Switzerland launches “Apertus,” an open-source AI model trained on public data
Countries are racing to build “sovereign AI,” and Switzerland is the latest country to release its own open-source AI model for anyone to use.
True to its tradition of neutrality and independence, Switzerland is moving closer to securing its own “sovereign AI.”
Wary of reliance on American and Chinese startups for access to cutting-edge AI, countries are taking steps to develop domestic AI infrastructure.
That includes the AI models that run on the data centers inside a country’s borders. A group of Swiss universities teamed up to develop “Apertus,” (Latin for “open”) a large multilingual language model was trained excessively on public data.

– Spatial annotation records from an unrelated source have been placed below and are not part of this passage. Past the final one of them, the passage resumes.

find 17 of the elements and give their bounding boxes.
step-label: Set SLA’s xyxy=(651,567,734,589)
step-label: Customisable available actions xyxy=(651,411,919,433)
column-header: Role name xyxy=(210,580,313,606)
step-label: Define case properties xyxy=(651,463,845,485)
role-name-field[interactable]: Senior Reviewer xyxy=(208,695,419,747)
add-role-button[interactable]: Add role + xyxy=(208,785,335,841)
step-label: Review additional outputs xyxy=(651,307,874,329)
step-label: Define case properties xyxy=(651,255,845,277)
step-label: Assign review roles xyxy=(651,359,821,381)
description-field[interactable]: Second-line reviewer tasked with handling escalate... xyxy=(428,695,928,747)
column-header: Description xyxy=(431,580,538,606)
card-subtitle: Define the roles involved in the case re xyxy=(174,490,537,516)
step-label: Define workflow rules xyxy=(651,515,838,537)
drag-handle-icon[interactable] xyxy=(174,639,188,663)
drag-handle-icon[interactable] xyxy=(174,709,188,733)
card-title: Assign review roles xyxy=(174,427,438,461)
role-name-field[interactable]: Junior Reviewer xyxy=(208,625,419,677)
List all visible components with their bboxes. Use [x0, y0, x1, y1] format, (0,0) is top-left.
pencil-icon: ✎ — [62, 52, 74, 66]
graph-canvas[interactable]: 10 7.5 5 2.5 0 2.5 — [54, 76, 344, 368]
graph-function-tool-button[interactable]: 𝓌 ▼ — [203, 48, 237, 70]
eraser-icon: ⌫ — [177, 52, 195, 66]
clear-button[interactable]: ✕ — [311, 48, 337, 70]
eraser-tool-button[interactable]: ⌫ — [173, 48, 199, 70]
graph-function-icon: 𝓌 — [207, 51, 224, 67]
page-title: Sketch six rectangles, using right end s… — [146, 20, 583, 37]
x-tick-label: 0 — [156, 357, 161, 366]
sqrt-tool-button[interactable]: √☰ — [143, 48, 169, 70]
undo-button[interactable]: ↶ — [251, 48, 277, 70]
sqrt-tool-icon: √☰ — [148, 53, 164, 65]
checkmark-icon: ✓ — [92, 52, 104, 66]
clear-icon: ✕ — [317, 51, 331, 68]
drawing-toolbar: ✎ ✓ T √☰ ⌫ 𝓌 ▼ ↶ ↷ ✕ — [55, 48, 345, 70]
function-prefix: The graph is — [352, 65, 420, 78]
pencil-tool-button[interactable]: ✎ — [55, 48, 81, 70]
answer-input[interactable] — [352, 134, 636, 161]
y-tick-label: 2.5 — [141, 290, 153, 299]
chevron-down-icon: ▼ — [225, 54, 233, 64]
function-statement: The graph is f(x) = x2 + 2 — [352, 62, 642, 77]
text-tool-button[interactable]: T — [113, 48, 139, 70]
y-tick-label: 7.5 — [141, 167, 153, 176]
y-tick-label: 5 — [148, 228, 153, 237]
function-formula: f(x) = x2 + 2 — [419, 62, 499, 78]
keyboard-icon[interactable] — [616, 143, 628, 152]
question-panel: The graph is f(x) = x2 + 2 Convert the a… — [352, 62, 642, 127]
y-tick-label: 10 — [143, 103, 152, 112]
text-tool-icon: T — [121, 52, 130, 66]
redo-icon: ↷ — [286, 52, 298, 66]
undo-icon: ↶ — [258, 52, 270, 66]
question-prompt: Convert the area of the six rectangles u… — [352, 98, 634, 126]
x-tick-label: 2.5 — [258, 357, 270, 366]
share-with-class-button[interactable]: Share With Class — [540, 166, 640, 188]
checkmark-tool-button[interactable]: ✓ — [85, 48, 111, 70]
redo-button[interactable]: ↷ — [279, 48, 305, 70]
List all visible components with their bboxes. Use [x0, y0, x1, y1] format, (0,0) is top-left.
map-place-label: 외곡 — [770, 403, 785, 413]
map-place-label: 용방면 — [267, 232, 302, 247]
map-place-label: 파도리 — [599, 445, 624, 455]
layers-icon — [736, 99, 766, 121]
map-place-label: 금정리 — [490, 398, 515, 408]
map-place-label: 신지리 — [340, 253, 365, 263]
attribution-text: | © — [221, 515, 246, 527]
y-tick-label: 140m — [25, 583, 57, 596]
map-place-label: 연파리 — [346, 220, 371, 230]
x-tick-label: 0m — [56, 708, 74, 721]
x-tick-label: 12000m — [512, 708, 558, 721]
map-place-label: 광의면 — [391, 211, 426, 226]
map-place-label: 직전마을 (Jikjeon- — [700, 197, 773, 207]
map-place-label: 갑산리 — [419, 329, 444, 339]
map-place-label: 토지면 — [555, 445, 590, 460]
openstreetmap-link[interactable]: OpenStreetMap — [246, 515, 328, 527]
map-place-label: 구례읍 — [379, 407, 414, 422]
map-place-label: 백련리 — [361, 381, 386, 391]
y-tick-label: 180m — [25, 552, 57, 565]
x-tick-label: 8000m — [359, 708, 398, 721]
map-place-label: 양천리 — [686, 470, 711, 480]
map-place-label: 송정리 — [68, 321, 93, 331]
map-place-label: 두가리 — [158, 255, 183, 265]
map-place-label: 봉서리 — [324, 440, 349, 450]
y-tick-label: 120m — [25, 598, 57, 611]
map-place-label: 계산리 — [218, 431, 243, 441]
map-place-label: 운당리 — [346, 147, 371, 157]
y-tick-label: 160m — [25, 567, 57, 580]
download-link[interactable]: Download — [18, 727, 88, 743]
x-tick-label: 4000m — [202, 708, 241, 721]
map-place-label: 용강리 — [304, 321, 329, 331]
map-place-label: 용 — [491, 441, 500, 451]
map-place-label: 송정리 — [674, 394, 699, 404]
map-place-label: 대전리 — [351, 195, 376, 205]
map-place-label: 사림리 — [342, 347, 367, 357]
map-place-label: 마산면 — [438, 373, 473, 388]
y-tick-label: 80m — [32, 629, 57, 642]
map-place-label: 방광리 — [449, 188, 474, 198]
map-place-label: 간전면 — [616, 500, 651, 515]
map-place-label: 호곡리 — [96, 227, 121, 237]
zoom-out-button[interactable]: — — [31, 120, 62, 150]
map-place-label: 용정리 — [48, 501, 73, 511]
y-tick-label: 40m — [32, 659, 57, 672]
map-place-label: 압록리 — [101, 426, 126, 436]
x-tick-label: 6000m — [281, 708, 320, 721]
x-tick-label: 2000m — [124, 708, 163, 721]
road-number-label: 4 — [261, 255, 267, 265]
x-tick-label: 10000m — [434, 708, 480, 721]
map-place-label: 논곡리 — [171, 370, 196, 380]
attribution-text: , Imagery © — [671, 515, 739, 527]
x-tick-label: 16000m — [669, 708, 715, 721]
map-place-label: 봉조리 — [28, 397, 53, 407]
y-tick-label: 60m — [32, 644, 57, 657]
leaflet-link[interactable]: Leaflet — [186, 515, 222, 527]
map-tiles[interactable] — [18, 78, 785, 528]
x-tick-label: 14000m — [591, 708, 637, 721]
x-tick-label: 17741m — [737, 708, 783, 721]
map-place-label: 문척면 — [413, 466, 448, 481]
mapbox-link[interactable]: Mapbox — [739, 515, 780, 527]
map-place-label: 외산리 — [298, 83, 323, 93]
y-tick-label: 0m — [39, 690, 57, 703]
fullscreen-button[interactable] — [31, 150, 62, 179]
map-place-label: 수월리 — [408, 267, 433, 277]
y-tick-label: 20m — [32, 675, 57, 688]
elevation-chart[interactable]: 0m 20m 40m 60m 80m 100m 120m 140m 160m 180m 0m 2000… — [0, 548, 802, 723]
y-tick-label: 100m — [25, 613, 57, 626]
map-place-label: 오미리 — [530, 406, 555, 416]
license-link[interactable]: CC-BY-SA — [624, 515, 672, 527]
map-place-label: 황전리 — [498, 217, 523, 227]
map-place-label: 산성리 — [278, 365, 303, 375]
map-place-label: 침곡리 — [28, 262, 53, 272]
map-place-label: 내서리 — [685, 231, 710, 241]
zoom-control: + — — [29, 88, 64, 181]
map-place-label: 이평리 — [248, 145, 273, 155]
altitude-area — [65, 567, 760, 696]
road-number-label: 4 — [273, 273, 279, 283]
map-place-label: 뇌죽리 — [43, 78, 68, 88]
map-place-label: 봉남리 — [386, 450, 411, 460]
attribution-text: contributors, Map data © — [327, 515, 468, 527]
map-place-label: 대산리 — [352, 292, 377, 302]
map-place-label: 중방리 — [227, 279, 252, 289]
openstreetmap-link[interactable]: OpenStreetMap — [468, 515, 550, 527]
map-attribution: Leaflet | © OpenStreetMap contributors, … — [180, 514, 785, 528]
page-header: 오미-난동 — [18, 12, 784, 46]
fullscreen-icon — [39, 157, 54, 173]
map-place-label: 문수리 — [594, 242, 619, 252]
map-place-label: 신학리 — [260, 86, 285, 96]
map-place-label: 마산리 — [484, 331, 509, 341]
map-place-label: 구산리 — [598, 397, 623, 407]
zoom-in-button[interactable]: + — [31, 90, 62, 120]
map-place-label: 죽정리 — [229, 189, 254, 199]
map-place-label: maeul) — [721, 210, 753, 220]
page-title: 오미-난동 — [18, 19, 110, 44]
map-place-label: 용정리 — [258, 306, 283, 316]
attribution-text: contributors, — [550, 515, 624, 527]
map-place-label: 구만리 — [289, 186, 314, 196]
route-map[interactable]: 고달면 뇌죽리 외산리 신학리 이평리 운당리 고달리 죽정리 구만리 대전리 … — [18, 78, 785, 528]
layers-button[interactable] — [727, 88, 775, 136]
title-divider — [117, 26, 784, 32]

The model was released by the Swiss National Supercomputing Centre, along with universities École Spéciale de Lausanne and ETH Zurich.
The Apertus 2 model is roughly comparable to Meta’s last-gen Llama 3 AI model, and was trained on 15 trillion tokens and 1,000 languages including Swiss German and Romansh, which is a national language of Switzerland.
Switzerland telecom company Swisscom AG has partnered with AI chip leader Nvidia to build out its domestic AI infrastructure for Swiss businesses.
The Swiss National Supercomputing Centre is home to “Alps,” an AI computing cluster filled with over 10,000 Nvidia H200 GPUs, which was built for Swiss researchers.
Having a free model that was built domestically, with full transparency, will help domestic businesses that use the model to comply with the strict data protection and intellectual property laws in Europe.